Seu trabalho o aproximou dos temas centrais da encíclica Laudato Si’, de Francisco, especialmente no que se refere à ecologia integral e à defesa da dignidade dos pobres. Por essa razão, muitos o veem como um elo coerente entre o legado de seu antecessor e os novos desafios da Igreja.

Leão XIV assume a liderança da Igreja em um momento delicado. Herda um rebanho dividido entre os que querem mudança e os que temem qualquer passo fora do tradicionalismo. Enfrenta um mundo polarizado, uma crise climática acelerada e a contínua perda de relevância institucional da fé na vida das pessoas.

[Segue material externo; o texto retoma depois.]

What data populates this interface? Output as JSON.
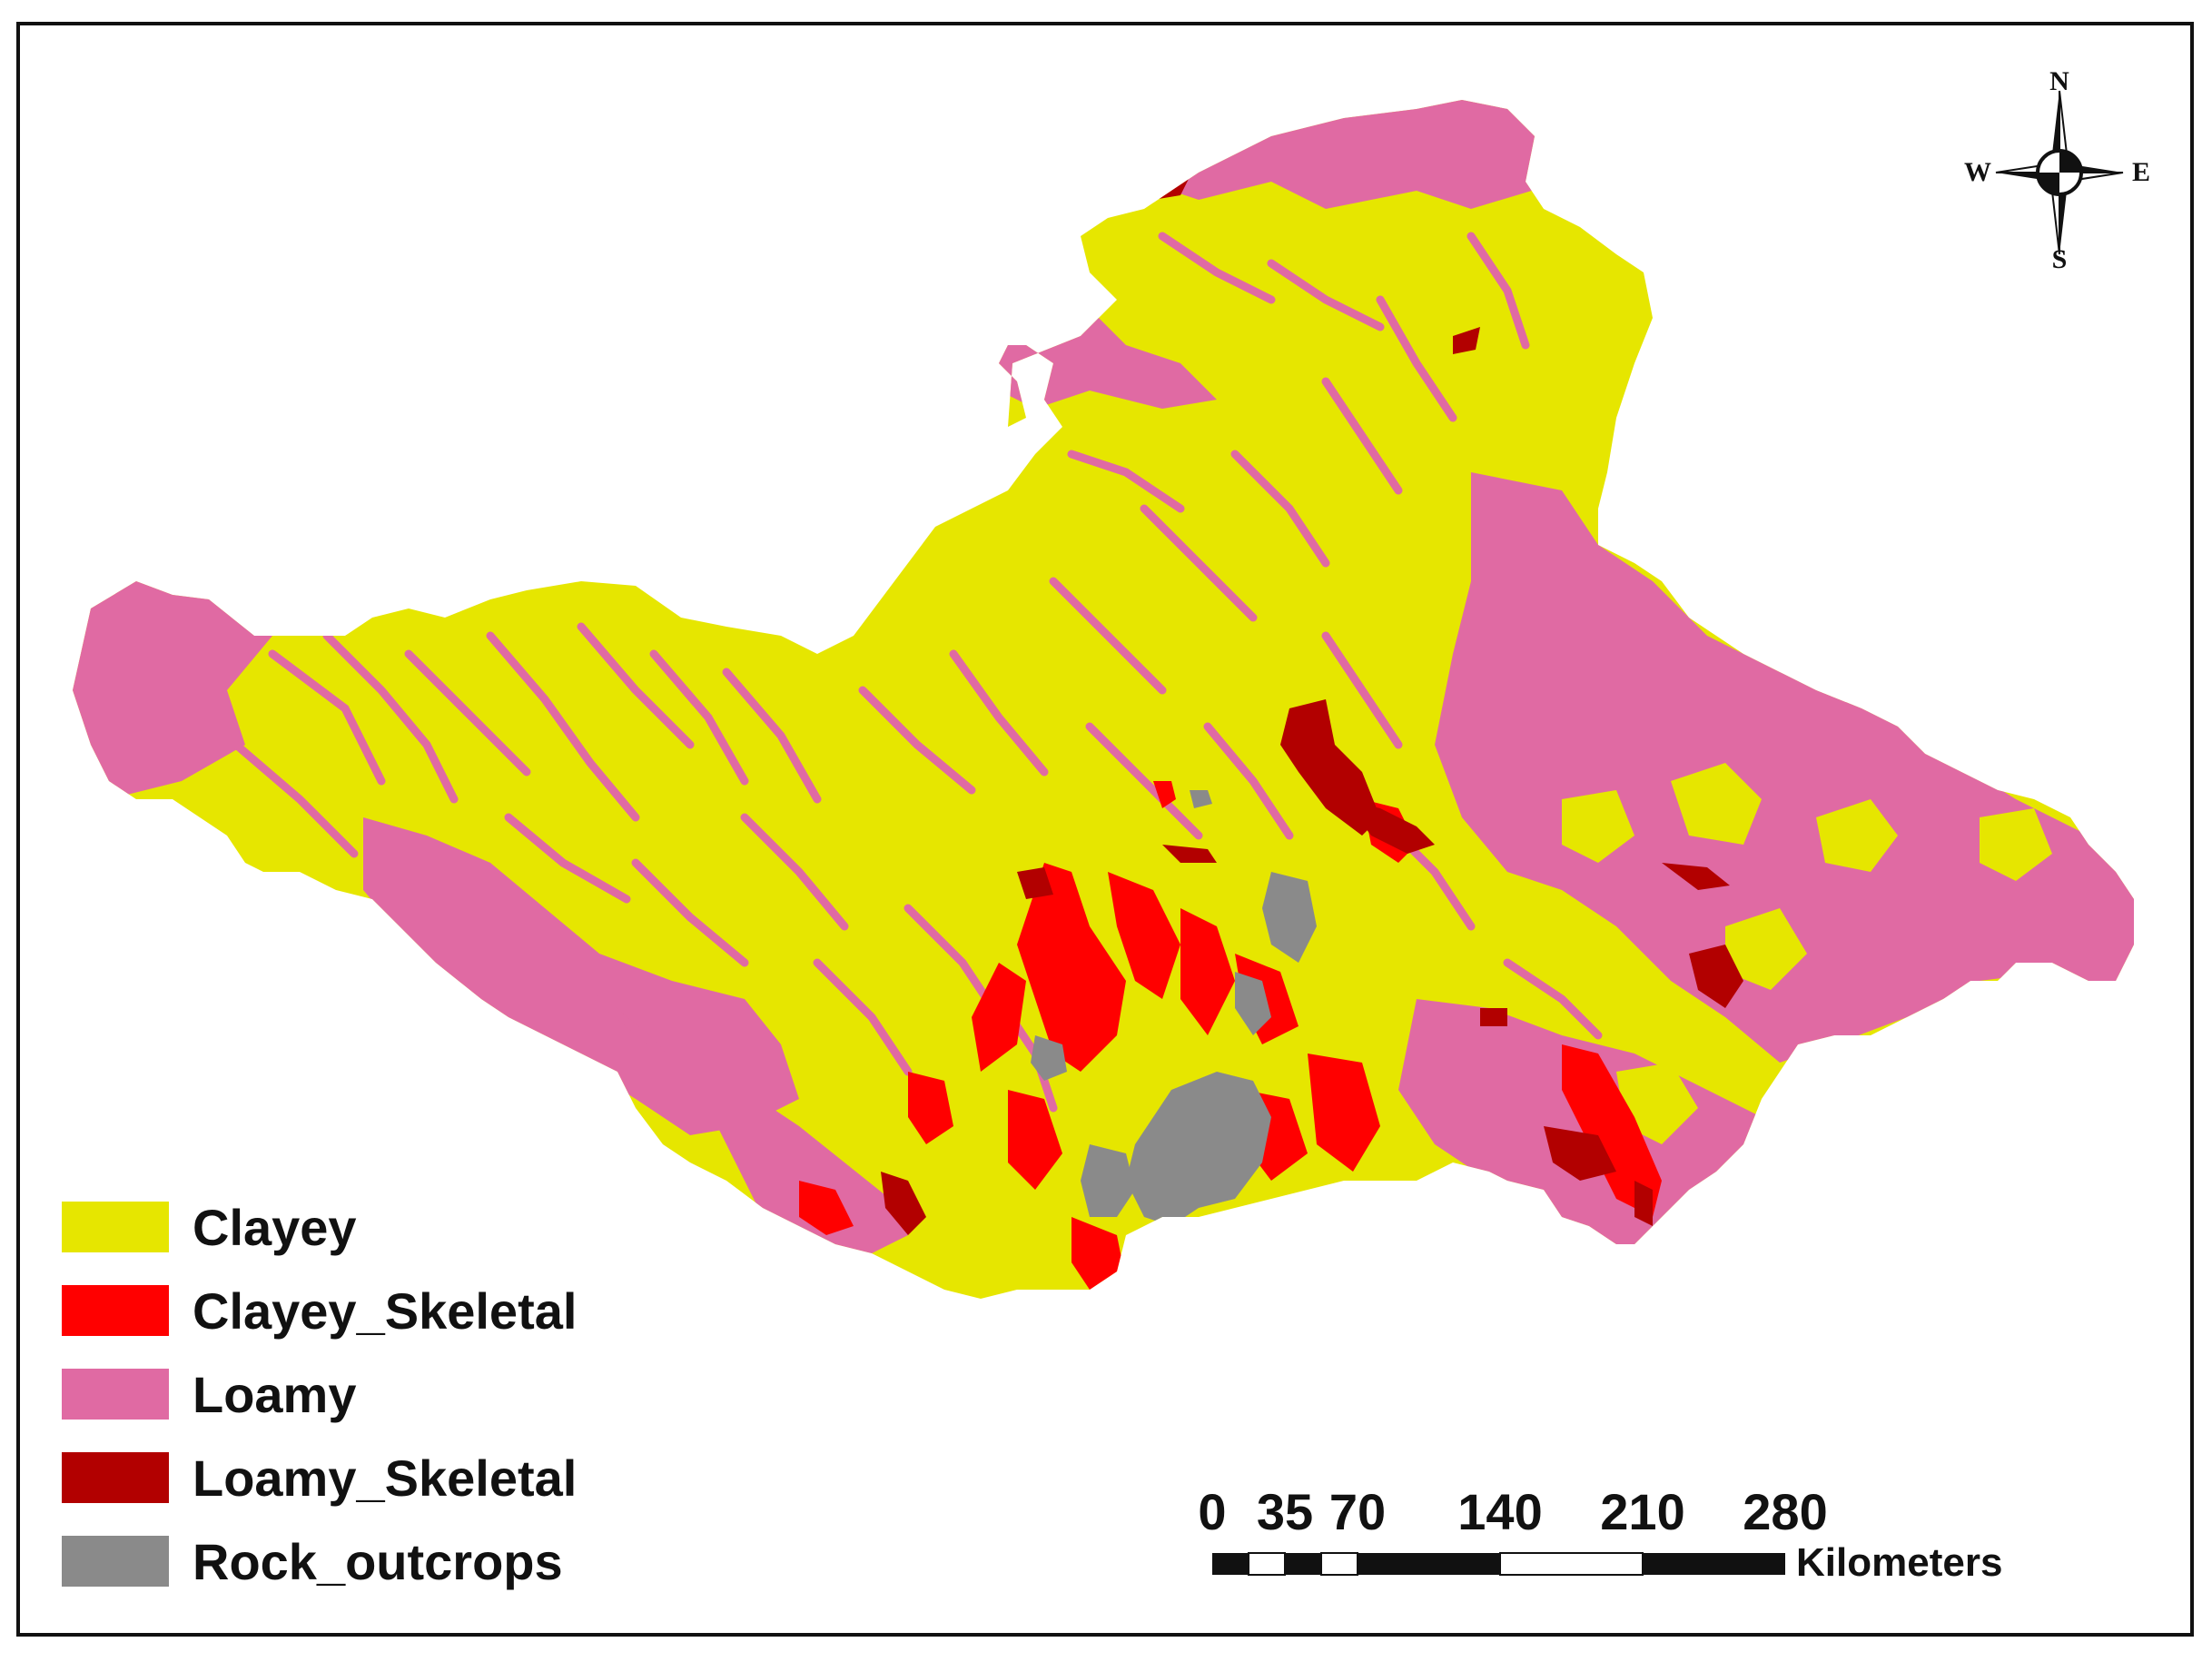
{
  "legend": {
    "items": [
      {
        "label": "Clayey",
        "color": "#e6e600"
      },
      {
        "label": "Clayey_Skeletal",
        "color": "#ff0000"
      },
      {
        "label": "Loamy",
        "color": "#e06aa3"
      },
      {
        "label": "Loamy_Skeletal",
        "color": "#b20000"
      },
      {
        "label": "Rock_outcrops",
        "color": "#8a8a8a"
      }
    ]
  },
  "scale_bar": {
    "labels": [
      "0",
      "35",
      "70",
      "140",
      "210",
      "280"
    ],
    "unit": "Kilometers"
  },
  "north_arrow": {
    "n": "N",
    "s": "S",
    "e": "E",
    "w": "W",
    "icon": "compass-rose-icon"
  },
  "colors": {
    "clayey": "#e6e600",
    "clayey_skeletal": "#ff0000",
    "loamy": "#e06aa3",
    "loamy_skeletal": "#b20000",
    "rock_outcrops": "#8a8a8a"
  }
}
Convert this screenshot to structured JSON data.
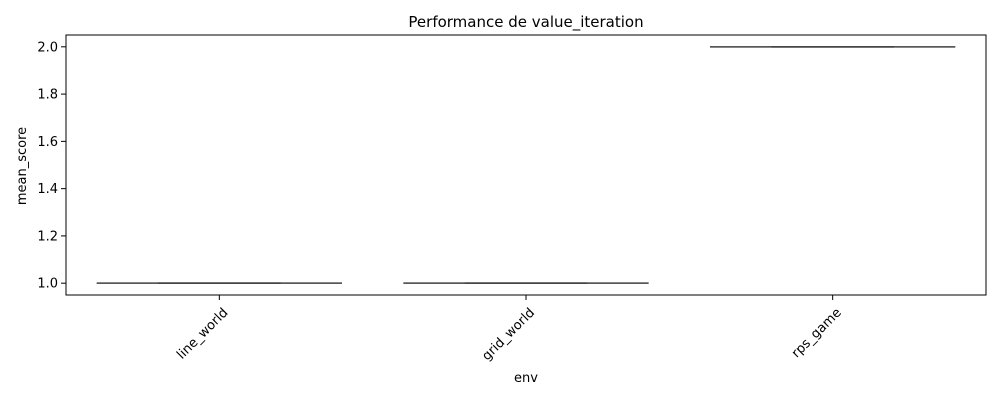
{
  "chart_data": {
    "type": "box",
    "title": "Performance de value_iteration",
    "xlabel": "env",
    "ylabel": "mean_score",
    "categories": [
      "line_world",
      "grid_world",
      "rps_game"
    ],
    "values": [
      1.0,
      1.0,
      2.0
    ],
    "ylim": [
      0.95,
      2.05
    ],
    "yticks": [
      1.0,
      1.2,
      1.4,
      1.6,
      1.8,
      2.0
    ],
    "ytick_labels": [
      "1.0",
      "1.2",
      "1.4",
      "1.6",
      "1.8",
      "2.0"
    ],
    "xtick_rotation": 45,
    "grid": false,
    "colors": {
      "box_line": "#3f3f3f",
      "axis": "#000000"
    }
  }
}
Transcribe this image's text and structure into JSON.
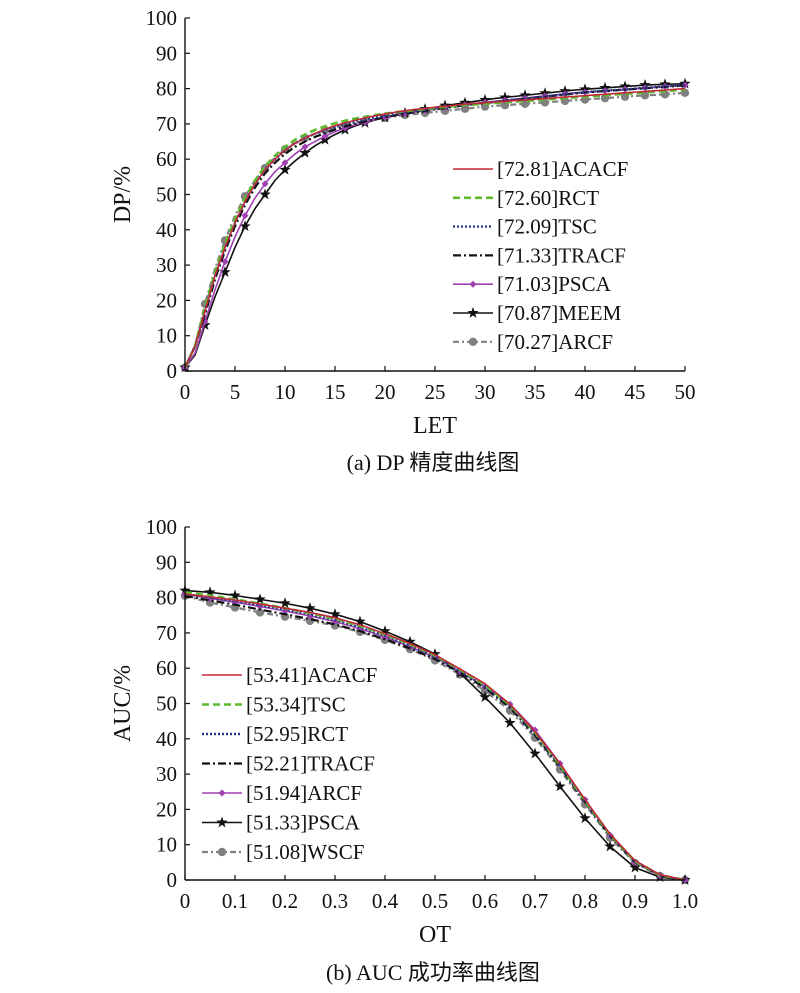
{
  "chart_data": [
    {
      "type": "line",
      "caption": "(a) DP 精度曲线图",
      "xlabel": "LET",
      "ylabel": "DP/%",
      "xlim": [
        0,
        50
      ],
      "ylim": [
        0,
        100
      ],
      "xticks": [
        "0",
        "5",
        "10",
        "15",
        "20",
        "25",
        "30",
        "35",
        "40",
        "45",
        "50"
      ],
      "yticks": [
        "0",
        "10",
        "20",
        "30",
        "40",
        "50",
        "60",
        "70",
        "80",
        "90",
        "100"
      ],
      "legend_position": "right",
      "x": [
        0,
        1,
        2,
        3,
        4,
        5,
        6,
        7,
        8,
        9,
        10,
        11,
        12,
        13,
        14,
        15,
        16,
        17,
        18,
        19,
        20,
        21,
        22,
        23,
        24,
        25,
        26,
        27,
        28,
        29,
        30,
        31,
        32,
        33,
        34,
        35,
        36,
        37,
        38,
        39,
        40,
        41,
        42,
        43,
        44,
        45,
        46,
        47,
        48,
        49,
        50
      ],
      "series": [
        {
          "name": "[72.81]ACACF",
          "color": "#c0283a",
          "values": [
            1,
            7,
            17,
            27,
            35,
            42,
            48,
            53,
            57,
            60,
            62.5,
            64.5,
            66,
            67.3,
            68.5,
            69.5,
            70.3,
            71,
            71.7,
            72.3,
            72.8,
            73.3,
            73.7,
            74.1,
            74.4,
            74.7,
            75,
            75.3,
            75.6,
            75.8,
            76,
            76.2,
            76.4,
            76.6,
            76.8,
            77,
            77.2,
            77.4,
            77.6,
            77.8,
            78,
            78.2,
            78.4,
            78.6,
            78.8,
            79,
            79.2,
            79.4,
            79.6,
            79.8,
            80
          ]
        },
        {
          "name": "[72.60]RCT",
          "color": "#5cba2c",
          "values": [
            1,
            7,
            18,
            28,
            36,
            43,
            49,
            54,
            58,
            61,
            63.5,
            65.5,
            67,
            68.3,
            69.3,
            70.2,
            70.9,
            71.5,
            72,
            72.5,
            72.9,
            73.3,
            73.6,
            73.9,
            74.2,
            74.5,
            74.8,
            75.1,
            75.3,
            75.5,
            75.7,
            75.9,
            76.1,
            76.3,
            76.5,
            76.7,
            76.9,
            77.1,
            77.3,
            77.5,
            77.7,
            77.9,
            78.1,
            78.3,
            78.5,
            78.7,
            78.9,
            79.1,
            79.3,
            79.5,
            79.7
          ]
        },
        {
          "name": "[72.09]TSC",
          "color": "#283c8c",
          "values": [
            1,
            7,
            17,
            27,
            35,
            42,
            48,
            53,
            57,
            60,
            62.5,
            64.5,
            66,
            67.2,
            68.2,
            69.1,
            69.9,
            70.6,
            71.2,
            71.8,
            72.3,
            72.8,
            73.2,
            73.6,
            74,
            74.4,
            74.8,
            75.1,
            75.4,
            75.7,
            76,
            76.3,
            76.6,
            76.9,
            77.2,
            77.5,
            77.8,
            78.1,
            78.4,
            78.7,
            79,
            79.2,
            79.4,
            79.6,
            79.8,
            80,
            80.2,
            80.4,
            80.6,
            80.8,
            81
          ]
        },
        {
          "name": "[71.33]TRACF",
          "color": "#111111",
          "values": [
            1,
            7,
            16,
            26,
            34,
            41,
            47,
            52,
            56,
            59,
            61.5,
            63.5,
            65,
            66.3,
            67.4,
            68.4,
            69.3,
            70,
            70.7,
            71.3,
            71.9,
            72.4,
            72.9,
            73.3,
            73.7,
            74.1,
            74.5,
            74.9,
            75.3,
            75.6,
            75.9,
            76.2,
            76.5,
            76.8,
            77.1,
            77.4,
            77.7,
            78,
            78.3,
            78.6,
            78.9,
            79.1,
            79.3,
            79.5,
            79.7,
            79.9,
            80.1,
            80.3,
            80.5,
            80.7,
            80.9
          ]
        },
        {
          "name": "[71.03]PSCA",
          "color": "#a040b4",
          "values": [
            1,
            5,
            14,
            23,
            31,
            38,
            44,
            49,
            53,
            56.5,
            59,
            61.5,
            63.5,
            65,
            66.5,
            67.8,
            68.8,
            69.7,
            70.5,
            71.2,
            71.8,
            72.4,
            72.9,
            73.4,
            73.8,
            74.2,
            74.6,
            75,
            75.4,
            75.8,
            76.1,
            76.4,
            76.7,
            77,
            77.3,
            77.6,
            77.9,
            78.2,
            78.5,
            78.8,
            79,
            79.2,
            79.4,
            79.6,
            79.8,
            80,
            80.2,
            80.4,
            80.6,
            80.8,
            81
          ]
        },
        {
          "name": "[70.87]MEEM",
          "color": "#111111",
          "values": [
            1,
            4.5,
            13,
            21,
            28,
            35,
            41,
            46,
            50,
            54,
            57,
            59.5,
            61.8,
            63.8,
            65.5,
            67,
            68.3,
            69.4,
            70.3,
            71.1,
            71.8,
            72.5,
            73.1,
            73.7,
            74.2,
            74.7,
            75.2,
            75.6,
            76,
            76.4,
            76.8,
            77.2,
            77.5,
            77.8,
            78.1,
            78.4,
            78.7,
            79,
            79.3,
            79.6,
            79.8,
            80,
            80.2,
            80.4,
            80.6,
            80.8,
            81,
            81.1,
            81.2,
            81.3,
            81.4
          ]
        },
        {
          "name": "[70.27]ARCF",
          "color": "#808080",
          "values": [
            1,
            7,
            19,
            29,
            37,
            44,
            49.5,
            54,
            57.5,
            60.5,
            62.8,
            64.6,
            66,
            67.2,
            68.2,
            69,
            69.7,
            70.3,
            70.8,
            71.3,
            71.7,
            72.1,
            72.5,
            72.8,
            73.1,
            73.4,
            73.7,
            74,
            74.3,
            74.6,
            74.9,
            75.1,
            75.3,
            75.5,
            75.7,
            75.9,
            76.1,
            76.3,
            76.5,
            76.7,
            76.9,
            77.1,
            77.3,
            77.5,
            77.7,
            77.9,
            78.1,
            78.2,
            78.4,
            78.6,
            78.8
          ]
        }
      ]
    },
    {
      "type": "line",
      "caption": "(b) AUC 成功率曲线图",
      "xlabel": "OT",
      "ylabel": "AUC/%",
      "xlim": [
        0,
        1
      ],
      "ylim": [
        0,
        100
      ],
      "xticks": [
        "0",
        "0.1",
        "0.2",
        "0.3",
        "0.4",
        "0.5",
        "0.6",
        "0.7",
        "0.8",
        "0.9",
        "1.0"
      ],
      "yticks": [
        "0",
        "10",
        "20",
        "30",
        "40",
        "50",
        "60",
        "70",
        "80",
        "90",
        "100"
      ],
      "legend_position": "bottom-left",
      "x": [
        0,
        0.05,
        0.1,
        0.15,
        0.2,
        0.25,
        0.3,
        0.35,
        0.4,
        0.45,
        0.5,
        0.55,
        0.6,
        0.65,
        0.7,
        0.75,
        0.8,
        0.85,
        0.9,
        0.95,
        1.0
      ],
      "series": [
        {
          "name": "[53.41]ACACF",
          "color": "#c0283a",
          "values": [
            81,
            80.2,
            79.3,
            78.2,
            77,
            75.8,
            74.3,
            72.3,
            69.8,
            67,
            63.8,
            59.8,
            55.6,
            49.8,
            42,
            33,
            22.8,
            13,
            5.5,
            1.5,
            0
          ]
        },
        {
          "name": "[53.34]TSC",
          "color": "#5cba2c",
          "values": [
            81.5,
            80.6,
            79.5,
            78.3,
            77,
            75.6,
            74,
            72,
            69.6,
            66.8,
            63.6,
            59.6,
            55.2,
            49.6,
            41.8,
            32.6,
            22.5,
            12.8,
            5.3,
            1.4,
            0
          ]
        },
        {
          "name": "[52.95]RCT",
          "color": "#283c8c",
          "values": [
            81,
            80,
            79,
            77.8,
            76.6,
            75.2,
            73.6,
            71.6,
            69.2,
            66.4,
            63.2,
            59.2,
            54.8,
            49.2,
            41.4,
            32.3,
            22.2,
            12.6,
            5.2,
            1.3,
            0
          ]
        },
        {
          "name": "[52.21]TRACF",
          "color": "#111111",
          "values": [
            80.5,
            79.2,
            78,
            76.6,
            75.3,
            73.9,
            72.4,
            70.5,
            68.2,
            65.6,
            62.6,
            58.8,
            54.4,
            48.8,
            41,
            32,
            22,
            12.5,
            5.1,
            1.3,
            0
          ]
        },
        {
          "name": "[51.94]ARCF",
          "color": "#a040b4",
          "values": [
            81,
            79.8,
            78.7,
            77.5,
            76.2,
            74.8,
            73.2,
            71.2,
            68.8,
            66.1,
            63,
            59,
            54.8,
            49.8,
            42.5,
            33,
            22.8,
            12.7,
            5,
            1.2,
            0
          ]
        },
        {
          "name": "[51.33]PSCA",
          "color": "#111111",
          "values": [
            82,
            81.5,
            80.6,
            79.5,
            78.4,
            77,
            75.3,
            73.2,
            70.5,
            67.5,
            64,
            58.6,
            51.8,
            44.5,
            35.8,
            26.5,
            17.5,
            9.5,
            3.5,
            0.8,
            0
          ]
        },
        {
          "name": "[51.08]WSCF",
          "color": "#808080",
          "values": [
            80.5,
            78.6,
            77.2,
            75.8,
            74.6,
            73.4,
            72.1,
            70.3,
            68,
            65.4,
            62.2,
            58.2,
            53.6,
            48,
            40.3,
            31.3,
            21.4,
            12,
            4.8,
            1.1,
            0
          ]
        }
      ]
    }
  ]
}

Mas sua história pessoal fala mais alto. Ele conhece a fome com nome. A exclusão com rosto. O sofrimento com endereço. Não é um príncipe da Igreja. É um filho da missão.

Ao contrário dos papas de séculos passados, sua força não reside na pompa, mas na escuta. E se há algo que o mundo mais precisa hoje é de quem saiba escutar, sem julgar, sem dogmatizar, sem impor.

A eleição de um papa com tais raízes periféricas renova a esperança de que a Igreja do século XXI possa, enfim, cumprir o que promete: ser casa para os feridos, refúgio para os rejeitados, farol para os desorientados.

O gesto de Francisco ao doar o papamóvel talvez seja, nesse sentido, um símbolo de transição. De uma Igreja que abandona os cavalos e as armaduras para andar de chinelos ao lado do povo. Como Francisco de Assim o fizera ao renunciar de sua riqueza para pregar o evangelho de Jesus. De uma fé que não se impõe com palavras, mas se oferece com gestos.

Francisco partiu como viveu: amando os pequenos. Leão chega como viveu: vindo dos pequenos. Que esse elo não se rompa.

Que o papado de Leão XIV, como o de seu antecessor, seja consagrado aos que têm fome e sede, de pão, de justiça, de dignidade. Que ele continue denunciando a indiferença global, os abusos do poder e o desprezo pelos mais frágeis.

Que a Igreja, sob sua liderança, seja menos tribunal e mais refúgio. Menos museu e mais hospital. Menos doutrina e mais misericórdia.

Porque mesmo em pleno século XXI, com toda sua tecnologia, o mundo ainda precisa de figuras aparentemente medievais que nos lembrem de uma verdade simples: o amor continua sendo a maior revolução.